People-centred services are what people call on when in trouble or their life goes awry: police, fire and rescue, health, mental health and a huge number of care and voluntary services (domiciliary care, day services, respite care, residential, nursing, children’s mental health, learning disability, adult mental health, sheltered housing, physical disability, carer services, drug therapies, obesity services, smoking cessation, and sexual health…). Each has its own organisation and budget. Their measures invariably relate to budget control and activity management (assessment and referral), and their purpose has duly become complying with budget and making assessments and referrals. In turn, their methods are about accounting for money spent (numbers of referrals and assessments, irrespective of outcome) and rationing service provision, whether by lowering quality, creating thresholds or otherwise ‘managing demand’.
Such measures effectively turn ‘helping’ services into their opposite, a service designed to help as minimally as the rules allow. But they don’t stop needy people wanting help, so they also turn it into a factory for failure demand. Those in need simply re-present at a different door until they find someone who will listen. Looked at from this perspective, the 5,000 ambulance call-outs reportedly made by a single individual in two years must be the most expensive unanswered cry for help in history.

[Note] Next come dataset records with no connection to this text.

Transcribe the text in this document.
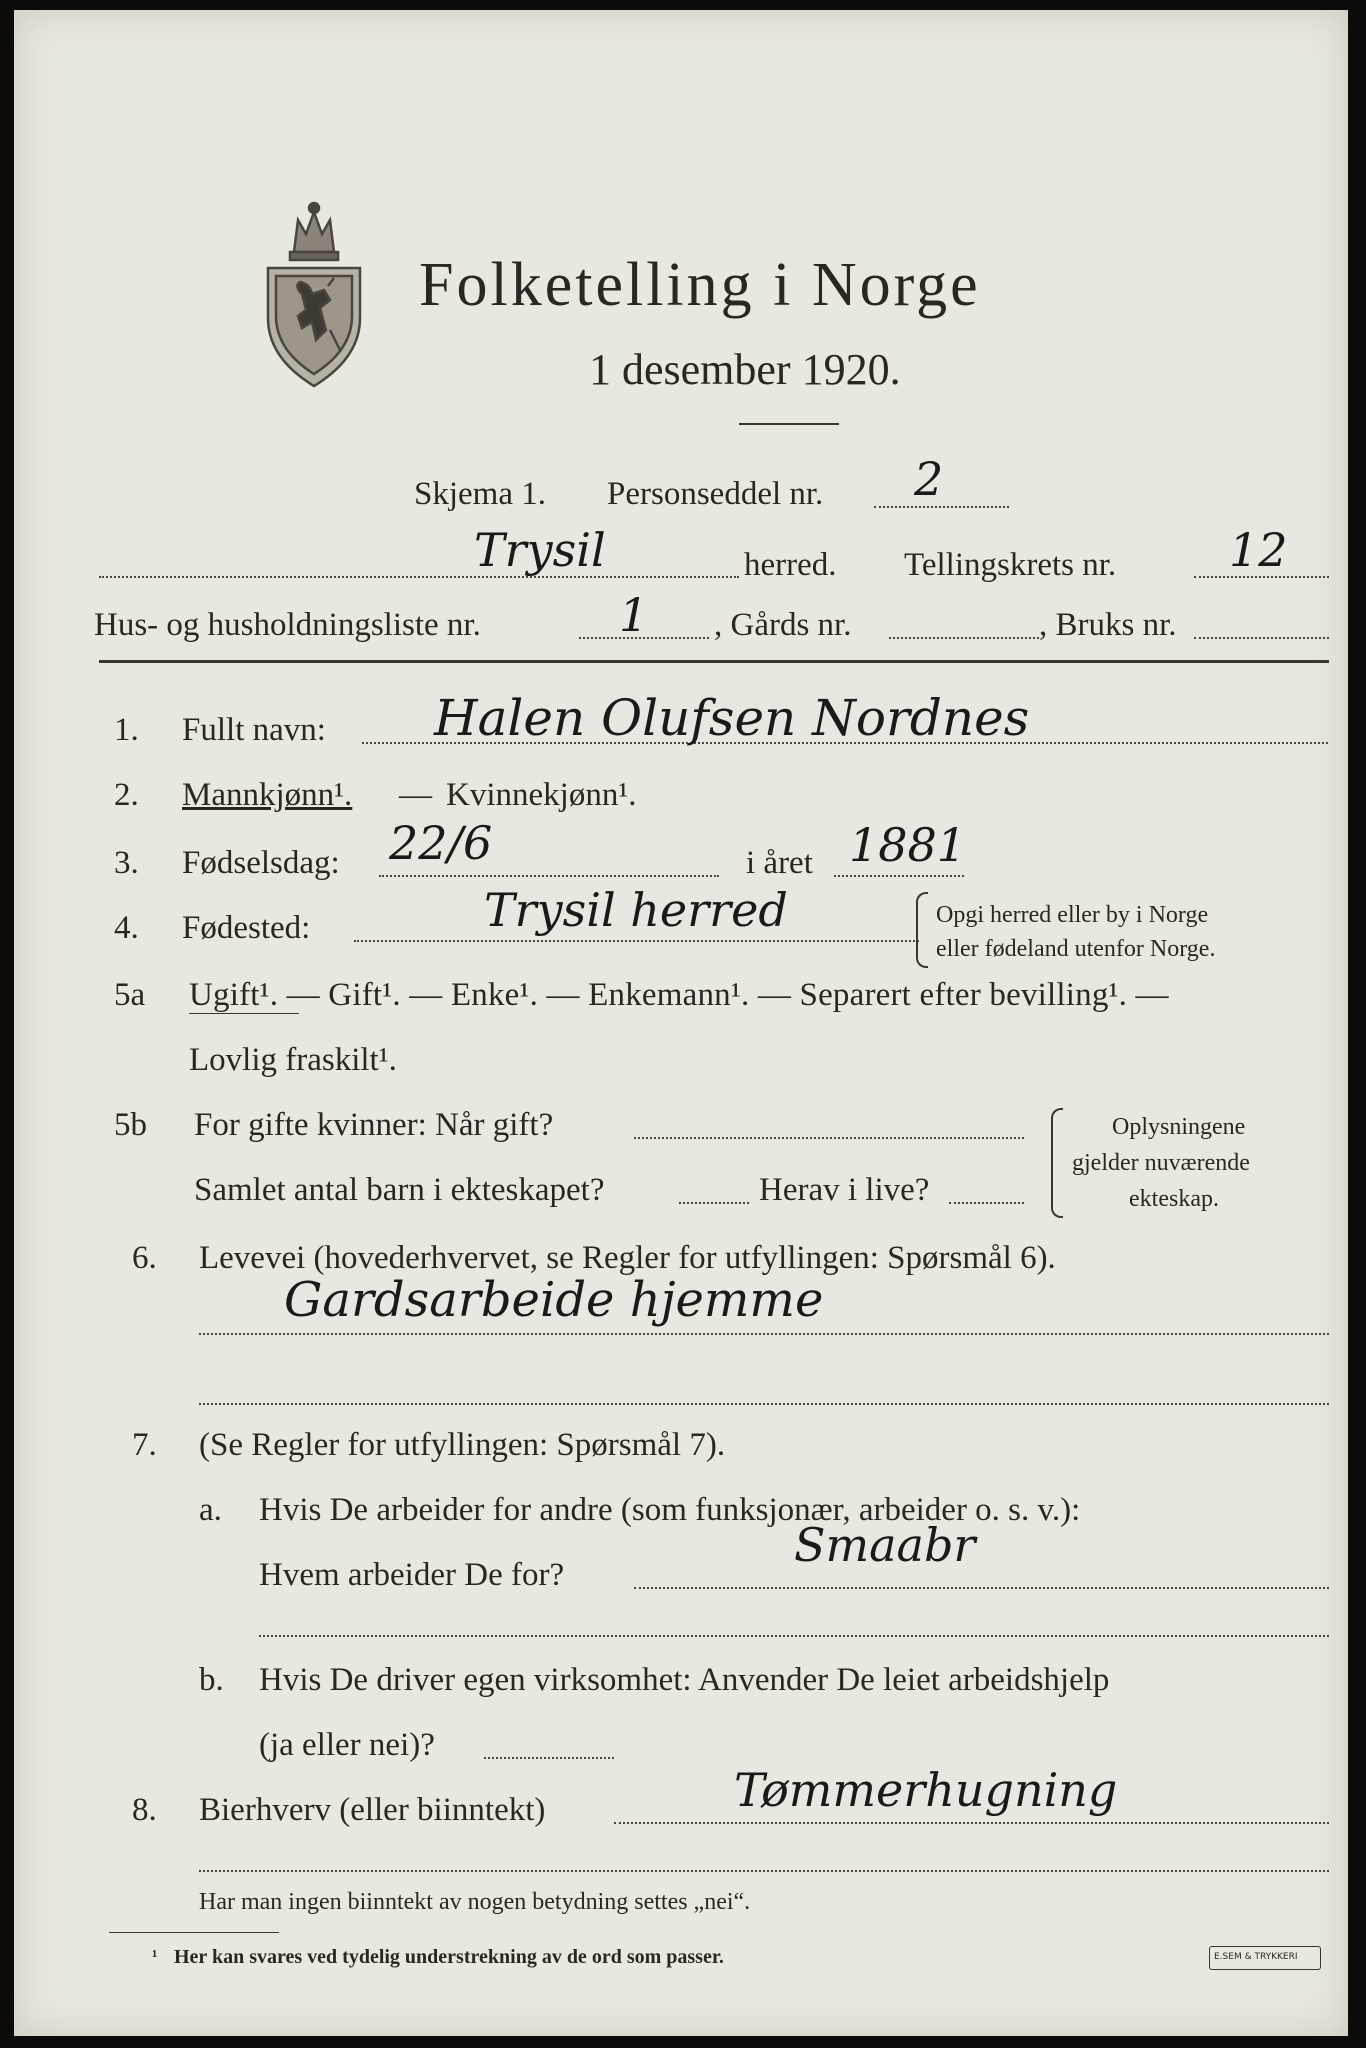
Folketelling i Norge
1 desember 1920.
Skjema 1. Personseddel nr. 2
Trysil	herred. Tellingskrets nr. 12
Hus- og husholdningsliste nr.	1 , Gårds nr.	, Bruks nr.
1. Fullt navn: Halen Olufsen Nordnes
2. Mannkjønn¹. — Kvinnekjønn¹.
3. Fødselsdag: 22/6	i året 1881
4. Fødested:	Trysil herred	Opgi herred eller by i Norge
eller fødeland utenfor Norge.
5a Ugift¹. — Gift¹. — Enke¹. — Enkemann¹. — Separert efter bevilling¹. —
Lovlig fraskilt¹.
5b For gifte kvinner: Når gift?
Samlet antal barn i ekteskapet?	Herav i live?
Oplysningene
gjelder nuværende
ekteskap.
6. Levevei (hovederhvervet, se Regler for utfyllingen: Spørsmål 6).
Gardsarbeide hjemme
7. (Se Regler for utfyllingen: Spørsmål 7).
a. Hvis De arbeider for andre (som funksjonær, arbeider o. s. v.):
Hvem arbeider De for?
Smaabr
b. Hvis De driver egen virksomhet: Anvender De leiet arbeidshjelp
(ja eller nei)?
8. Bierhverv (eller biinntekt)	Tømmerhugning
Har man ingen biinntekt av nogen betydning settes „nei“.
¹ Her kan svares ved tydelig understrekning av de ord som passer.	E.SEM & TRYKKERI
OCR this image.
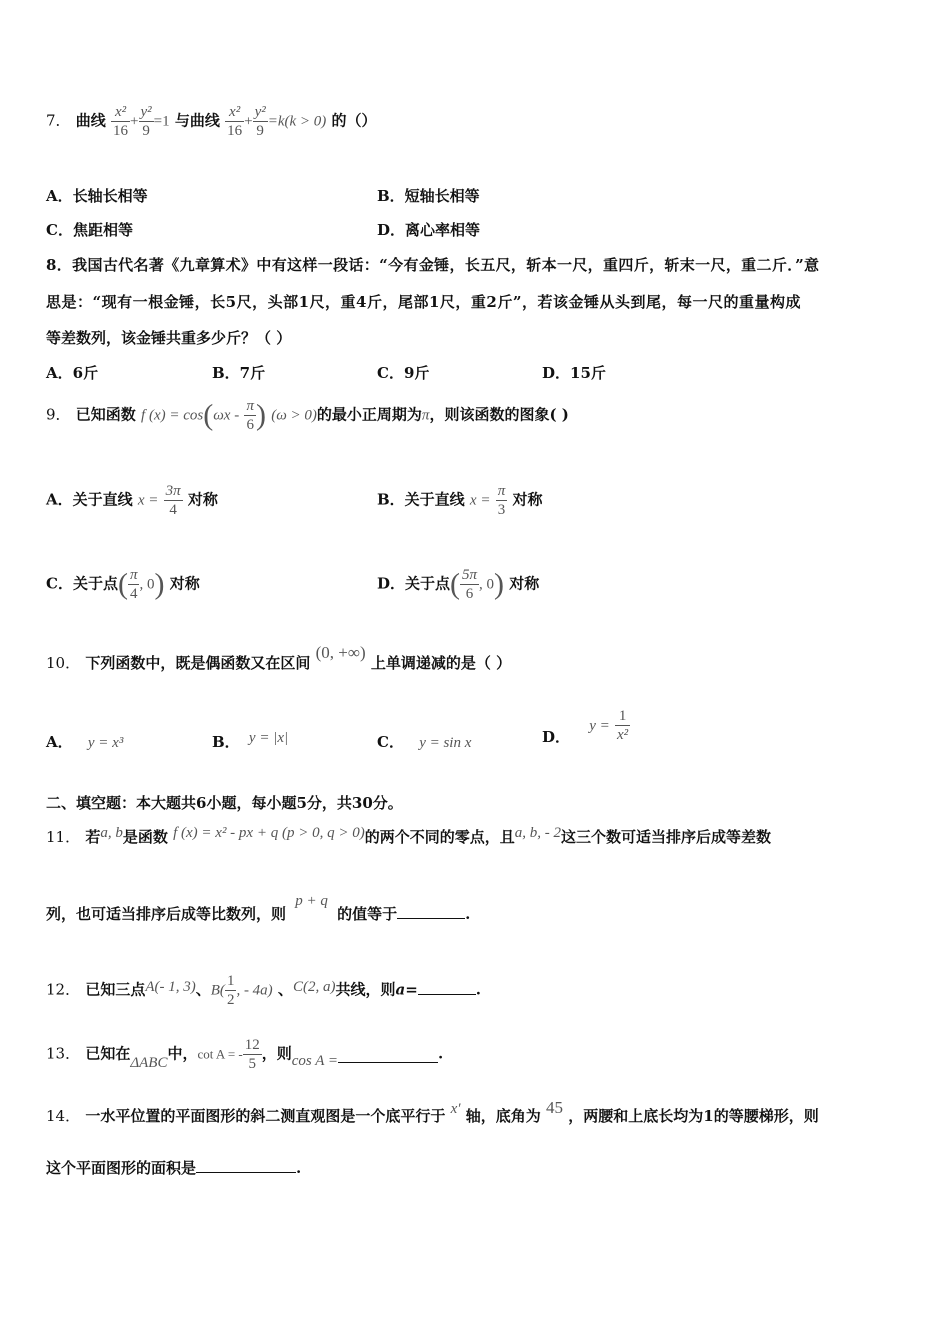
7． 曲线 $\frac{\text{x²}}{16} + \frac{\text{y²}}{9} =1$ 与曲线 $\frac{\text{x²}}{16} + \frac{\text{y²}}{9} =k(k > 0)$ 的（）
A．长轴长相等	B．短轴长相等
C．焦距相等	D．离心率相等
8．我国古代名著《九章算术》中有这样一段话：“今有金锤，长五尺，斩本一尺，重四斤，斩末一尺，重二斤．”意
思是：“现有一根金锤，长5尺，头部1尺，重4斤，尾部1尺，重2斤”，若该金锤从头到尾，每一尺的重量构成
等差数列，该金锤共重多少斤？（ ）
A．6斤	B．7斤	C．9斤	D．15斤
9． 已知函数 f $(x) = \cos(\omega x - \frac{\pi}{6}$ ) (ω > 0)的最小正周期为π，则该函数的图象( )
A．关于直线 $x = \frac{3\pi}{4}$ 对称	B．关于直线 $x = \frac{\pi}{3}$ 对称
C．关于点( $\frac{\pi}{4}$ , 0) 对称	D．关于点( $\frac{5\pi}{6}$ , 0) 对称
10． 下列函数中，既是偶函数又在区间 (0, +∞) 上单调递减的是（ ）
A． y = x³	B． y = |x|	C． y = sin x	D． $y = \frac{1}{\text{x²}}$
二、填空题：本大题共6小题，每小题5分，共30分。
11． 若a, b是函数 f (x) = x² - px + q (p > 0, q > 0)的两个不同的零点，且a, b, - 2这三个数可适当排序后成等差数
列，也可适当排序后成等比数列，则 p + q 的值等于	.
12． 已知三点A(- 1, 3)、$B( \frac{1}{2}$ , - 4a) 、C(2, a)共线，则a=	.
13． 已知在ΔABC中，cot A = - $\frac{12}{5}$ ，则cos A =	.
14． 一水平位置的平面图形的斜二测直观图是一个底平行于 x′ 轴，底角为 45 ，两腰和上底长均为1的等腰梯形，则
这个平面图形的面积是	.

Many local authorities have reached a similar conclusion. Tired of beating their heads against the futility of current methods, they have reframed the purpose of their people-centred services in the most inclusive way possible – to help people get their lives back on track. Ambitious? Yes, for C&C managers. But it makes intuitive sense. So do the measures and methods that follow on behind it.
The purpose is the measure. And since understanding demand is the single most important factor in designing an effective response, to meet the purpose the priority is to listen – to understand the context and establish what matters to the person involved.
Establishing what would be a good outcome and what would it take for people to take control of their life again takes time – but not more than repeated referrals and assessments in the conventional setting. At that stage helper and individual can determine what extra assistance they need to get there. The answer may be family or community. It may or may not include specialist expertise, which is only used when called on and proportionate. It may be a simple physical aid: installing a shower, improving lighting in a dark area, or making it easier for a less mobile mother to get upstairs to keep turbulent children in line.
For helped, helpers and the organisation, the change is seismic. The helped are no longer passive recipients of predetermined service packages that may or may not fit their problem; instead they are given back agency and a measure of control over their own lives. Helpers can see if they are helping or not. As for organisations, they discover that most resource is consumed by a small number of repeat users (something that only come to light when failure demand is made visible). As those cases are understood and dealt with in context demand on the service falls – for one local authority from 8000 cases a year to 3000. As a result it has underspent its adult care budget for two years – unheard of in today’s era of cuts, rationing and austerity.
This can only properly be described as revolutionary: management beyond and far better than command and control.
It’s hard to overestimate the importance of the relationship between purpose, measures and method. Purpose on its own, without its hidden sidekicks measures and methods, is just spinning words. Measures and methods on their own are corrupt and misleading. Understanding the relationship and using it to positive advantage is the step first step to anchoring beyond command-and-control management.